Article from Exploring the Longue Duree: Essays in Honor of Lawrence E. Stager (Eisenbrauns, 2009)



By William Dever
Professor Emeritus, Judaic Studies
University of Arizona
May 2010

This article is presented in PDF format, click Here for the article.




Comments (5)


A nit-picky point perhaps, but don't determinatives in Egyptian hieroglyphics come at the end of a word and not "precede" the word as Dever indicates? The word does read from right to left and so the determinative IS on the left, but this is not really preceding the word.
#1 - Bill Loughner - 05/11/2010 - 00:25



How old is this paper? It contains all the old misunderstandings and misrepresentations without any new ones. He should take a break from writing and try reading instead. And find some real opponents if he must rather than make them up.
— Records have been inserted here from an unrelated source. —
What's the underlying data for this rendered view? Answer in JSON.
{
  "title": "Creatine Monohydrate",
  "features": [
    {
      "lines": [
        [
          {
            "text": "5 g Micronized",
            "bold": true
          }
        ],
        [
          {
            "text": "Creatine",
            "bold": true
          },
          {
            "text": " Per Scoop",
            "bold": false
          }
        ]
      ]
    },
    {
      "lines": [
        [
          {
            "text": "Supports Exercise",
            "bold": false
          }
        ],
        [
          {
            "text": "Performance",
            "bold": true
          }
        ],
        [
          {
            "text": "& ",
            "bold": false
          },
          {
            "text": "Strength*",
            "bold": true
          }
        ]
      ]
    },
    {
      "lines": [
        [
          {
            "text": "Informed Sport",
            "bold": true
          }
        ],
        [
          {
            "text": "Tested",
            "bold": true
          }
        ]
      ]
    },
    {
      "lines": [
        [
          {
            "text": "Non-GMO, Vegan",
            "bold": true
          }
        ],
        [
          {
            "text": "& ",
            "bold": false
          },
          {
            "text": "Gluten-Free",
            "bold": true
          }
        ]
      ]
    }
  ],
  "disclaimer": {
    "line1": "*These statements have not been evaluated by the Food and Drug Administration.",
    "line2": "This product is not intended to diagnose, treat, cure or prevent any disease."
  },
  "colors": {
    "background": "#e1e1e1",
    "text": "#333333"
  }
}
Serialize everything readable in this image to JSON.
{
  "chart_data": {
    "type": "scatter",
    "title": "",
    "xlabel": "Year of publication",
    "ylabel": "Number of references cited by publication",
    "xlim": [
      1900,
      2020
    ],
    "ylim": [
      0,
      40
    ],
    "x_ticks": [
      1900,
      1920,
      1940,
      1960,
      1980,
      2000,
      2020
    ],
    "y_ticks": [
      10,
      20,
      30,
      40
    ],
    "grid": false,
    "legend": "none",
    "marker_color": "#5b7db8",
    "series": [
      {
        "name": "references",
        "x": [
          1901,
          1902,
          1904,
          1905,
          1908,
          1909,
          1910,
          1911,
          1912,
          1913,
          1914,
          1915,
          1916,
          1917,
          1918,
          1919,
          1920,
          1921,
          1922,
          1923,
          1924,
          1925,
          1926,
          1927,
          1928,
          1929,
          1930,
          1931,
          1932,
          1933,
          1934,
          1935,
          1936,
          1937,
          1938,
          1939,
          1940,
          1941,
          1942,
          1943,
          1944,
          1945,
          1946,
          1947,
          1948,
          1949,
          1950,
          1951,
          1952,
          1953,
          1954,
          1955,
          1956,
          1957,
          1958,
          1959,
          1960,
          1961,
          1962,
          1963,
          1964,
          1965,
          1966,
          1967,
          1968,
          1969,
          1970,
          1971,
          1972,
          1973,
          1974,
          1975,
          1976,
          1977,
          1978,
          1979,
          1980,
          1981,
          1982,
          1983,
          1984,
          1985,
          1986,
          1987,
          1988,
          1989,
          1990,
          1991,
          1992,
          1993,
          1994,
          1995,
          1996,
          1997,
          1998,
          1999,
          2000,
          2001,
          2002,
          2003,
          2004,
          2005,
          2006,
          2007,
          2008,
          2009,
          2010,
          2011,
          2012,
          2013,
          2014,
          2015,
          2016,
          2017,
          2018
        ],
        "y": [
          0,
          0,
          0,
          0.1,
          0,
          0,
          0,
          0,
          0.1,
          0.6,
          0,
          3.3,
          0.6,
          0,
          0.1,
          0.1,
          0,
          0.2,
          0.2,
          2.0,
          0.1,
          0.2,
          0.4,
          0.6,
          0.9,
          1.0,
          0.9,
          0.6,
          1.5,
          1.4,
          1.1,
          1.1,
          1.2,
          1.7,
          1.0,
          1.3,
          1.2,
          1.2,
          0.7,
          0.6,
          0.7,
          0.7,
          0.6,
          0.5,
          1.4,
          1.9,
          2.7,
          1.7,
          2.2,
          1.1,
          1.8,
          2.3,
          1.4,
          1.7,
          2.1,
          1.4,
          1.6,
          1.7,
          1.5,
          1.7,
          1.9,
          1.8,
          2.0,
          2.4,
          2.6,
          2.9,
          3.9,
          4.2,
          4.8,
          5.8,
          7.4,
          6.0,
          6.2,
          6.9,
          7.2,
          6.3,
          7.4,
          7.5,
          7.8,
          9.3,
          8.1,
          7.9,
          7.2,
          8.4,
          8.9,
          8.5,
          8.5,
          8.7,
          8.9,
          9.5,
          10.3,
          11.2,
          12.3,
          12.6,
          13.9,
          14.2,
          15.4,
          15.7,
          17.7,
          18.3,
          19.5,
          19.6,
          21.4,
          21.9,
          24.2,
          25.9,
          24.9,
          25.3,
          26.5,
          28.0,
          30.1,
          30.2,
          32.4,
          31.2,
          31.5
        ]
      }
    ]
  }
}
I certainly don't recognize what he seems to be attacking.

There is just one interesting question about this: whether or not Merneptah is referring to the territory of Judah as well. It is still an issue whether that territory was settled by a population that regarded itself (or would have been regarded) as 'Israel'.

Dever will never be a historian. Doesn't have mastery of the sources and can't think beyond the old boundaries of 'biblical archaeology'.
#2 - philip davies - 05/11/2010 - 03:28



Dever's reference to 1 Samuel 13:34 on page 92 is actually to 1 Samuel 13:19. There are only 23 verses in chapter 13.
#3 - Dave Corder - 05/11/2010 - 13:14



The Stela seems to indicate that some people who lived in Palestine but not, or to no great extent, in the named cities were called 'Israel', some 'Hurrians'. It does not prove that there was no overlap between these groups, certainly not that they were clearly distinct ethnicities and that they rarely intermarried. The Israelites of later times, monarchs included, seem not to have been totally endogamous. It would be interesting to know if in these early days they had rather different religious ideas.
Maybe they were bigger groups with several religious or political centres.
It also seems (Stager himself seems to make this point in his article in the Oxford History of the Biblical World) that these groups were, or at least were presented to the Egyptian public by Merneptah as, quite similar, even if not identical, in culture and more or less on the same side against the evil empire.
This is not quite the Bible's Israel, is it?
And we should never forget that apart from trivial matters of appearances there is no scientific test for alleged racial differences and therefore no objective existence of different races. The ideas of race and nation are very important in imagination and poetry, but it is those who treat these poetic constructions as objective realities who are creating a postmodern merger between imagination and truth.
#4 - Martin Hughes - 05/14/2010 - 16:32



I find it difficult to recognize myself in this paper. I would ask those interested to read the article
of I. Hjelm and myself which Dever refers to: I. Hjelm and T. L. Thompson, The Victory Song of Merenptah: Israel and the People of Palestine" JSOT 27 (2002)3-18, where we in fact do draw parallels between Merenptah's and the Bible's Israel.